Для начала Сергей нашел завод на Васильевском острове, у которого оставались запасы нужной нам оцинковки. Там нам ее резали в размер и продавали, естественно, установив цену по максимуму. Я поставил задачу Сергею выходить напрямую на поставщика. Вот тут-то и выяснилось, что рулонную оцинковку нужной нам толщины производит только один завод в России, а расположен он аж в Пермском крае в городе Лысьва. Связавшись с заводом, выяснили, что сталь поставить могут, но резать в размер не будут. Хочешь – бери, хочешь – не бери. Что делать? Тут на нас сами вышли ребята из фирмы «УралПак» и предложили свои услуги. Они, понимая неуклюжесть большого металлургического комбината, создали возле него свое небольшое производство. В итоге их сталь вместе с транспортными расходами стала обходиться нам значительно дешевле, чем питерская.
Неожиданность от «Бинцер»
Галина Васильевна работала в одном из НИИ руководителем отдела фильтрации. Заводы, производящие фильтры еще в бытность СССР, присылали их к ней в лабораторию на испытания. У нее фильтры получали «путевку в жизнь», и она была своеобразным центром, через который можно было выйти на любой завод страны. Юрген Бинцер, владелец одноименной фирмы «Бинцер» и известный в фильтровальном мире немецкий производитель бумаги, решил с помощью Галины Васильевны осуществить поставку своей бумаги заводам бывшего СССР.

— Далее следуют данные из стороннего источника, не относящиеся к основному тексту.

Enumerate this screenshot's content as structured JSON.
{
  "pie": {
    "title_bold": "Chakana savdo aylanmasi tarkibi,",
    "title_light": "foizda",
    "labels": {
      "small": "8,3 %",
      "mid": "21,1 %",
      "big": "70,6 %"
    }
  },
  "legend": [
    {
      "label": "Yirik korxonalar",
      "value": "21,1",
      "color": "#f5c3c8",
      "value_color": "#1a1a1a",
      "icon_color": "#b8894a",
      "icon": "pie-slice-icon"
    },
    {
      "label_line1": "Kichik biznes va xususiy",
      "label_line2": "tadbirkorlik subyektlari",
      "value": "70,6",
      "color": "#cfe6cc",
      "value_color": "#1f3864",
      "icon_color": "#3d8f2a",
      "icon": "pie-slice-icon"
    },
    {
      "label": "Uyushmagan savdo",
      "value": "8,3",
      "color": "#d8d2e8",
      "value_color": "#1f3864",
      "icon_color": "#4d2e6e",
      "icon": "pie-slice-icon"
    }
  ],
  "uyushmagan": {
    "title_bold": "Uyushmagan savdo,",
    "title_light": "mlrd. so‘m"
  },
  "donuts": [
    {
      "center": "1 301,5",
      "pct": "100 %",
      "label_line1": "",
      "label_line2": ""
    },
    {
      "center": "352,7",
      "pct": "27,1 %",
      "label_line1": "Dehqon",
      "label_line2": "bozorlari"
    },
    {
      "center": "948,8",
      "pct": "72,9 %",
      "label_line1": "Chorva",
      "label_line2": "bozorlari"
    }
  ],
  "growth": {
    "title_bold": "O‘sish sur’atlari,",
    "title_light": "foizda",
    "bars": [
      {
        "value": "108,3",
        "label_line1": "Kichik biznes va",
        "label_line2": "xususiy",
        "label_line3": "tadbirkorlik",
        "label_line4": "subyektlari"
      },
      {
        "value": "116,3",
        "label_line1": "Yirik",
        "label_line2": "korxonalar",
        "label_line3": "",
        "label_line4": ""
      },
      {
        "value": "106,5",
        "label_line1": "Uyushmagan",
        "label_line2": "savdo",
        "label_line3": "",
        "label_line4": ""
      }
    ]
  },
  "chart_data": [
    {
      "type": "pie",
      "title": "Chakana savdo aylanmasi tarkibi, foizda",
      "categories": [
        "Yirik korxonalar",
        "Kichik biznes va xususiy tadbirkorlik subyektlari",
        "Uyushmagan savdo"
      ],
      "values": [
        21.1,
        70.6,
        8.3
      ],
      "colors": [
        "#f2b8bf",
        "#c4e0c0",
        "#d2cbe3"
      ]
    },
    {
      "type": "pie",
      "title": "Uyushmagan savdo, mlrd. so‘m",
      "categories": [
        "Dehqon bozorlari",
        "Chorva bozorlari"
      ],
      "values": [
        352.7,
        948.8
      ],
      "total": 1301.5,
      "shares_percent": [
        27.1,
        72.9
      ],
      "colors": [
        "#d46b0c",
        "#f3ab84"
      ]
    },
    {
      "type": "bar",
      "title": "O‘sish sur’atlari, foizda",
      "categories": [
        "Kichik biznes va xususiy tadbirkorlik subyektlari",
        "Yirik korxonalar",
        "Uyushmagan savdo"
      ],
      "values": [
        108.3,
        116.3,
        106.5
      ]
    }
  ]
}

Семинар, на который Галина Васильевна пригласила фильтровальщиков со всего СНГ в феврале 1994 года, оказался необычным. Такое в советское время было не то что не принято, а просто недопустимо. После нескольких часов обычных лекций об особенностях различных марок фильтровальных бумаг, на которых большинство заводчан просто носом клевали, началось самое интересное. Всех пригласили в большой зал, в котором столы, стоящие в виде буквы «П», были полностью заставлены всевозможными закусками, напитками, вином и водкой. Ох и молодец мистер Binzer, точно угадал, как завладеть русским человеком. Такого подарка никто не ожидал, особенно если учесть, что в то время цены росли на все ежедневно и не каждый из присутствующих мог себе такое дома позволить. Конечно, сначала были разнообразные дипломатичные тосты, а после все перемешалось. Знакомые чокались со знакомыми, а после с любыми, с которыми после первой же рюмки становились неразлучными – на время застолья – друзьями. Расходились все поздно вечером пьяненькие и довольные. С тех пор бумага фирмы «Бинцер» стала самой популярной в СНГ.
Не догоню, так согреюсь
В мае 1994-го я в очередной раз полетел в Израиль, взяв с собой уже свои фильтры. Там я опять встретился с Рами и Моше. Видимо, работа в Минске позволила им открыть офис в Тель-Авиве, куда они привезли меня уже на следующий день.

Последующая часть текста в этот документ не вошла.